If your cat is causing damage by scratching, you have options besides declawing to explore.
Trim your cat’s nails regularly
Martinez recommends regularly trimming your cat’s claws since blunt claws will cause less damage.
“Trim the claws about once a week, and always avoid the blood vessels and nerves in the base of the claws so you do not injure the cat. If you aren’t sure how to trim your cat’s claws, ask your veterinarian to show you,” she says.
Consider grinding tools or claw covers
Myers adds that some owners have been able to condition their cats to accept grinding tool pedicures, which result in a dulled claw tip.

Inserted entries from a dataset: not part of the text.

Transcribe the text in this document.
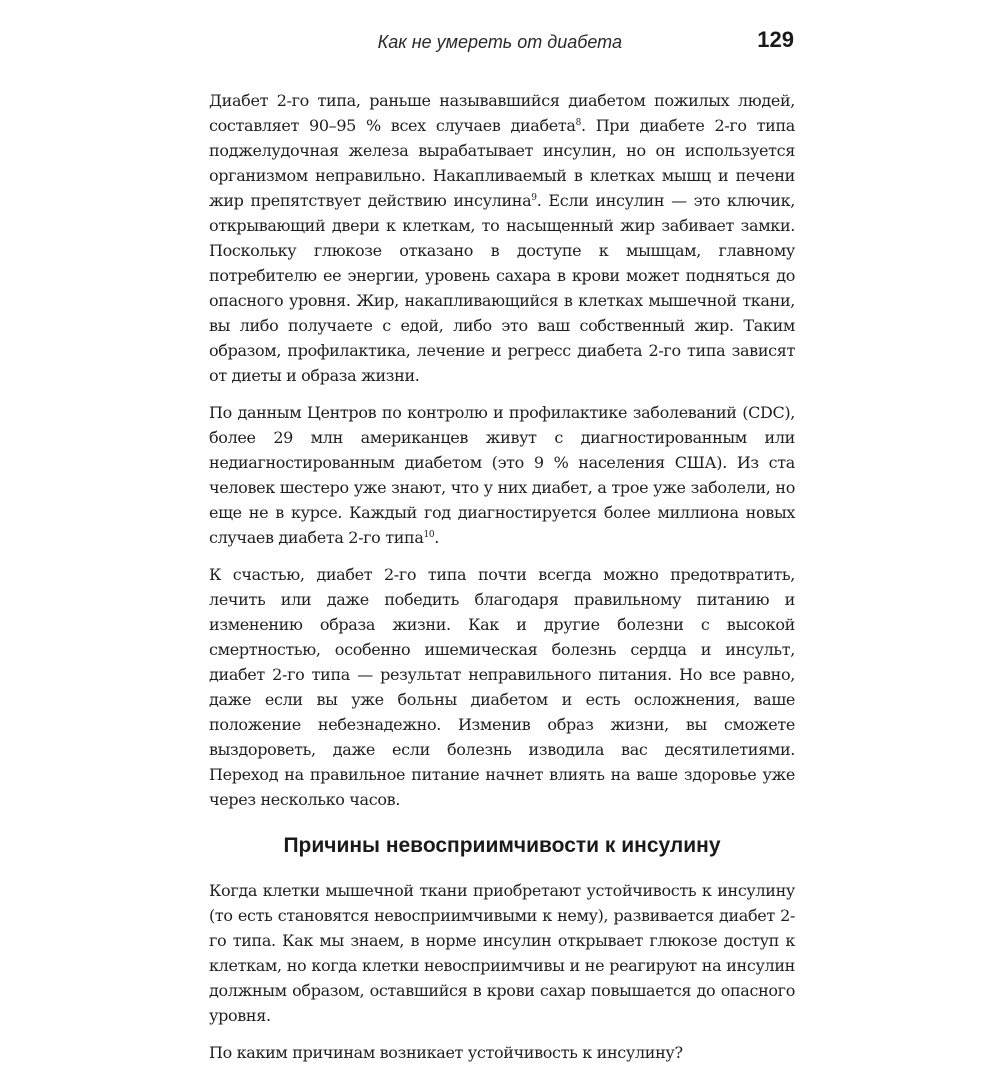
Как не умереть от диабета	129

Диабет 2-го типа, раньше называвшийся диабетом пожилых людей, составляет 90–95 % всех случаев диабета$^8$. При диабете 2-го типа поджелудочная железа вырабатывает инсулин, но он используется организмом неправильно. Накапливаемый в клетках мышц и печени жир препятствует действию инсулина$^9$. Если инсулин — это ключик, открывающий двери к клеткам, то насыщенный жир забивает замки. Поскольку глюкозе отказано в доступе к мышцам, главному потребителю ее энергии, уровень сахара в крови может подняться до опасного уровня. Жир, накапливающийся в клетках мышечной ткани, вы либо получаете с едой, либо это ваш собственный жир. Таким образом, профилактика, лечение и регресс диабета 2-го типа зависят от диеты и образа жизни.

По данным Центров по контролю и профилактике заболеваний (CDC), более 29 млн американцев живут с диагностированным или недиагностированным диабетом (это 9 % населения США). Из ста человек шестеро уже знают, что у них диабет, а трое уже заболели, но еще не в курсе. Каждый год диагностируется более миллиона новых случаев диабета 2-го типа$^{10}$.

К счастью, диабет 2-го типа почти всегда можно предотвратить, лечить или даже победить благодаря правильному питанию и изменению образа жизни. Как и другие болезни с высокой смертностью, особенно ишемическая болезнь сердца и инсульт, диабет 2-го типа — результат неправильного питания. Но все равно, даже если вы уже больны диабетом и есть осложнения, ваше положение небезнадежно. Изменив образ жизни, вы сможете выздороветь, даже если болезнь изводила вас десятилетиями. Переход на правильное питание начнет влиять на ваше здоровье уже через несколько часов.

Причины невосприимчивости к инсулину

Когда клетки мышечной ткани приобретают устойчивость к инсулину (то есть становятся невосприимчивыми к нему), развивается диабет 2-го типа. Как мы знаем, в норме инсулин открывает глюкозе доступ к клеткам, но когда клетки невосприимчивы и не реагируют на инсулин должным образом, оставшийся в крови сахар повышается до опасного уровня.

По каким причинам возникает устойчивость к инсулину?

She suggests looking into soft plastic claw covers. “These are glued over the claw and can stay in place for several weeks before the glue wears off. It takes a little practice to get good at this, and property damage can still occur when a claw cover drops off unbeknownst to the owner,” she says.
Myers closes with the fact that it’s important to recognize that scratching is a normal and necessary behavior for cats. “They need the opportunity to scratch, and it’s up to us as their caretakers to find ways for them to do this that we can tolerate living with. Providing adequate substrates for scratching is critical,” she says. “The most important thing cat parents can do to ease conflict over their cat’s need to scratch is get good at trimming front claws and do it often. Once that’s accomplished, and you’ve provided some suitable scratching posts, you’re all set to coexist.”